Question

If the enthalpy of atomization for \[B{r_2}(l)\] is x kJ/mol and bond enthalpy for \[B{r_2}(l)\] : is y kJ/mol, the relation between them:
A.does not exist
B.is \[x = y\]
C.is \[x > y\]
D.is \[x < y\]

Answer 1

Hint: Halogens are the most electronegative atoms of each period of the periodic table. Top to bottom of the halogen group size increases because of the number of electrons as well as the number of shells increases. Now with increasing the number of shells their atomic mass is also increases
But bromine is in the middle of the group and also the molecular mass of from is not large to be solid as well as low to be gas. Due to this reason, the physical state of bromine is liquid at room temperature.
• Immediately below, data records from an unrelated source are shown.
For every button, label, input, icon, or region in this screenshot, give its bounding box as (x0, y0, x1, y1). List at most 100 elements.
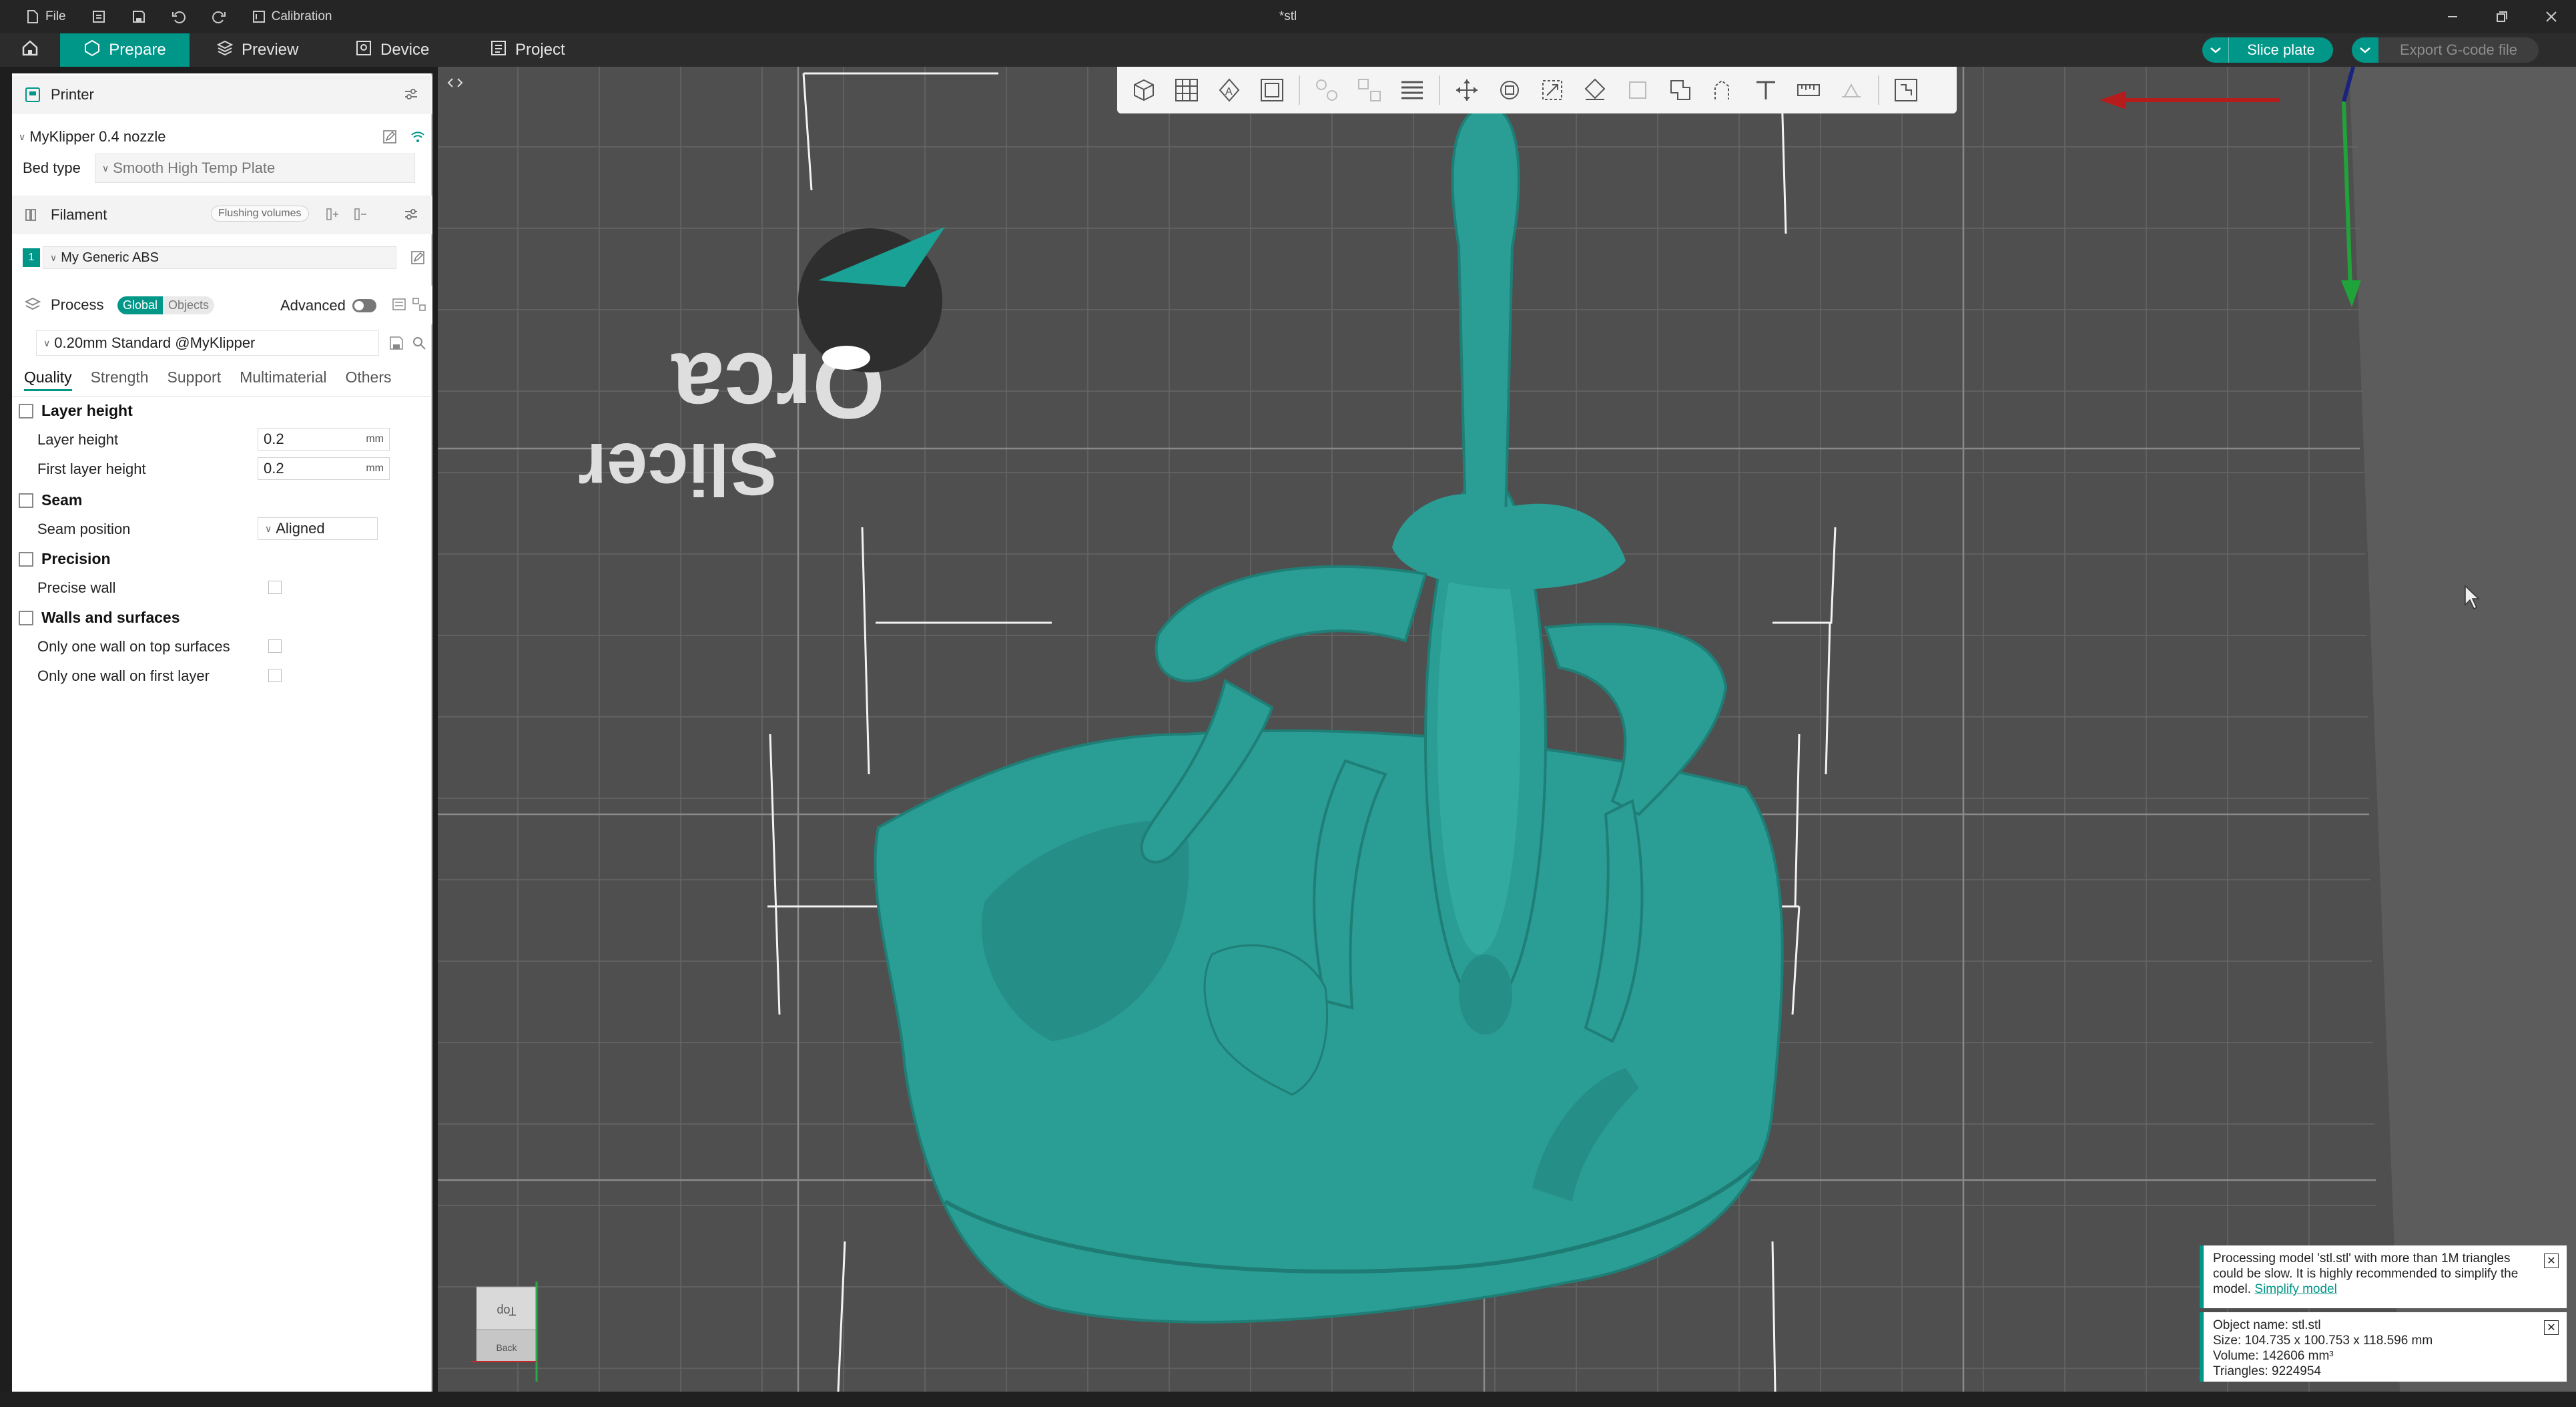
tab-project[interactable]: Project (490, 33, 565, 67)
home-button[interactable] (0, 33, 60, 67)
one-wall-first-checkbox[interactable] (268, 669, 282, 682)
layer-height-label: Layer height (37, 431, 119, 448)
arrange-icon[interactable] (1256, 74, 1288, 106)
text-icon[interactable] (1750, 74, 1782, 106)
tab-multimaterial[interactable]: Multimaterial (240, 368, 326, 391)
process-profile-select[interactable]: ∨ 0.20mm Standard @MyKlipper (36, 330, 379, 356)
seam-group-label: Seam (41, 491, 83, 509)
filament-section-label: Filament (51, 206, 107, 223)
edit-filament-icon[interactable] (408, 248, 427, 267)
edit-printer-icon[interactable] (380, 127, 399, 146)
viewport-toolbar: A (1117, 67, 1957, 113)
bed-type-row: Bed type ∨ Smooth High Temp Plate (12, 154, 432, 183)
restore-button[interactable] (2491, 5, 2513, 28)
close-icon[interactable]: ✕ (2544, 1320, 2559, 1335)
process-settings-icon[interactable] (410, 295, 428, 314)
seam-position-select[interactable]: ∨ Aligned (258, 517, 378, 540)
process-icon (24, 296, 41, 314)
printer-selector[interactable]: ∨ MyKlipper 0.4 nozzle (12, 122, 432, 152)
bed-type-select[interactable]: ∨ Smooth High Temp Plate (95, 154, 415, 183)
seam-icon (19, 493, 33, 508)
close-icon[interactable]: ✕ (2544, 1253, 2559, 1268)
printer-section-header[interactable]: Printer (12, 75, 432, 114)
add-filament-icon[interactable] (323, 205, 342, 224)
layer-height-value: 0.2 (264, 431, 284, 447)
filament-slot-badge[interactable]: 1 (23, 248, 40, 267)
move-icon[interactable] (1451, 74, 1483, 106)
cut-icon[interactable] (1622, 74, 1654, 106)
lay-on-face-icon[interactable] (1579, 74, 1611, 106)
add-plate-icon[interactable] (1171, 74, 1203, 106)
tab-preview[interactable]: Preview (216, 33, 298, 67)
remove-filament-icon[interactable] (351, 205, 370, 224)
seam-position-value: Aligned (276, 520, 325, 537)
first-layer-height-value: 0.2 (264, 460, 284, 477)
support-paint-icon[interactable] (1707, 74, 1739, 106)
tab-support[interactable]: Support (168, 368, 222, 391)
view-cube[interactable]: Top Back (471, 1282, 541, 1382)
tab-others[interactable]: Others (345, 368, 391, 391)
one-wall-top-checkbox[interactable] (268, 639, 282, 653)
tab-device[interactable]: Device (355, 33, 429, 67)
advanced-toggle[interactable] (352, 299, 376, 312)
measure-icon[interactable] (1793, 74, 1825, 106)
layer-height-unit: mm (366, 433, 384, 445)
flushing-volumes-button[interactable]: Flushing volumes (211, 206, 309, 222)
split-objects-icon[interactable] (1311, 74, 1343, 106)
assembly-view-icon[interactable] (1890, 74, 1922, 106)
calibration-menu[interactable]: Calibration (252, 9, 332, 24)
undo-icon[interactable] (172, 9, 186, 24)
filament-settings-icon[interactable] (402, 205, 420, 224)
save-preset-icon[interactable] (387, 334, 406, 352)
export-gcode-label: Export G-code file (2399, 41, 2518, 58)
wifi-icon[interactable] (408, 127, 427, 146)
minimize-button[interactable] (2441, 5, 2464, 28)
view-cube-back: Back (496, 1342, 517, 1353)
first-layer-height-input[interactable]: 0.2 mm (258, 457, 390, 480)
precise-wall-checkbox[interactable] (268, 581, 282, 594)
export-gcode-button[interactable]: Export G-code file (2352, 37, 2539, 63)
open-project-icon[interactable] (91, 9, 106, 24)
tab-strength[interactable]: Strength (91, 368, 149, 391)
simplify-model-link[interactable]: Simplify model (2254, 1282, 2337, 1296)
layer-height-input[interactable]: 0.2 mm (258, 428, 390, 451)
process-section-header[interactable]: Process Global Objects Advanced (12, 286, 432, 324)
walls-surfaces-group: Walls and surfaces (19, 609, 180, 627)
slice-dropdown-icon[interactable] (2202, 37, 2229, 63)
scope-global[interactable]: Global (117, 296, 164, 314)
variable-layer-height-icon[interactable] (1396, 74, 1428, 106)
3d-viewport[interactable]: Orca Slicer A Top Back (438, 67, 2576, 1392)
precision-group: Precision (19, 550, 111, 568)
printer-section-label: Printer (51, 86, 94, 103)
filament-slot-row: 1 ∨ My Generic ABS (12, 246, 432, 270)
compare-icon[interactable] (390, 295, 408, 314)
export-dropdown-icon[interactable] (2352, 37, 2378, 63)
split-parts-icon[interactable] (1353, 74, 1385, 106)
slice-plate-button[interactable]: Slice plate (2202, 37, 2333, 63)
close-window-button[interactable] (2540, 5, 2563, 28)
tab-prepare-label: Prepare (109, 41, 166, 59)
rotate-icon[interactable] (1494, 74, 1526, 106)
prepare-icon (83, 39, 101, 61)
filament-select[interactable]: ∨ My Generic ABS (43, 246, 396, 269)
scale-icon[interactable] (1536, 74, 1568, 106)
search-icon[interactable] (410, 334, 428, 352)
seam-paint-icon[interactable] (1835, 74, 1867, 106)
mesh-boolean-icon[interactable] (1664, 74, 1696, 106)
title-bar: File Calibration *stl (0, 0, 2576, 33)
collapse-sidebar-button[interactable] (443, 71, 467, 95)
printer-name: MyKlipper 0.4 nozzle (29, 128, 166, 145)
auto-orient-icon[interactable]: A (1213, 74, 1245, 106)
add-object-icon[interactable] (1128, 74, 1160, 106)
file-menu[interactable]: File (25, 9, 66, 24)
object-volume: Volume: 142606 mm³ (2213, 1349, 2334, 1363)
file-menu-label: File (45, 9, 66, 23)
scope-objects[interactable]: Objects (163, 296, 215, 314)
redo-icon[interactable] (212, 9, 226, 24)
filament-section-header[interactable]: Filament Flushing volumes (12, 196, 432, 234)
printer-settings-icon[interactable] (402, 85, 420, 103)
process-scope-toggle[interactable]: Global Objects (117, 296, 215, 314)
tab-prepare[interactable]: Prepare (60, 33, 190, 67)
save-icon[interactable] (131, 9, 146, 24)
tab-quality[interactable]: Quality (24, 368, 72, 391)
Complete step by step answer:
Bond dissociation enthalpy or simply bond enthalpy is the amount of energy required to break the bond between two atoms or two species. To put it in simpler terms, we can say that the bond dissociation enthalpy is a certain amount of energy we supply to a given molecule, which is capable of countering the forces of attraction between the two atoms and thus breaking the bond.
Enthalpy of atomization is the amount of energy required for 1 mole of substance dissociates completely into individual atoms.
Now for the enthalpy of atomization, the \[B{r_2}(l)\] molecule is converted into Br(g) atom. But in case of enthalpy of bond dissociation the \[B{r_2}(g)\] into Br(g) atom.
Therefore, we can say that the enthalpy of atomization is the sum of enthalpy of vaporization and enthalpy of bond dissociation. The diagram is shown below,

So, from the diagram, we can write,
 \[
  \Delta {H_{atomisation}} = \Delta {H_{vap}} + B.E \\
  x = \Delta {H_{vap}} + y \\
 \]
Therefore, the value of \[x > y\] .

The correct answer option C.

Note:Some factors affect the bond dissociation enthalpy of compounds:
1.The size of the atom determines the bond dissociation enthalpy. Bigger atoms require more energy to break their bonds because their bond lengths are big as well
2.The greater the multiplicity of a given bond, the greater would be the amount of energy required to break it
3.The presence of lone pairs of electrons decreases the bond enthalpy
4.Atoms with higher electronegativity require higher amounts of energy to break the bonds between them.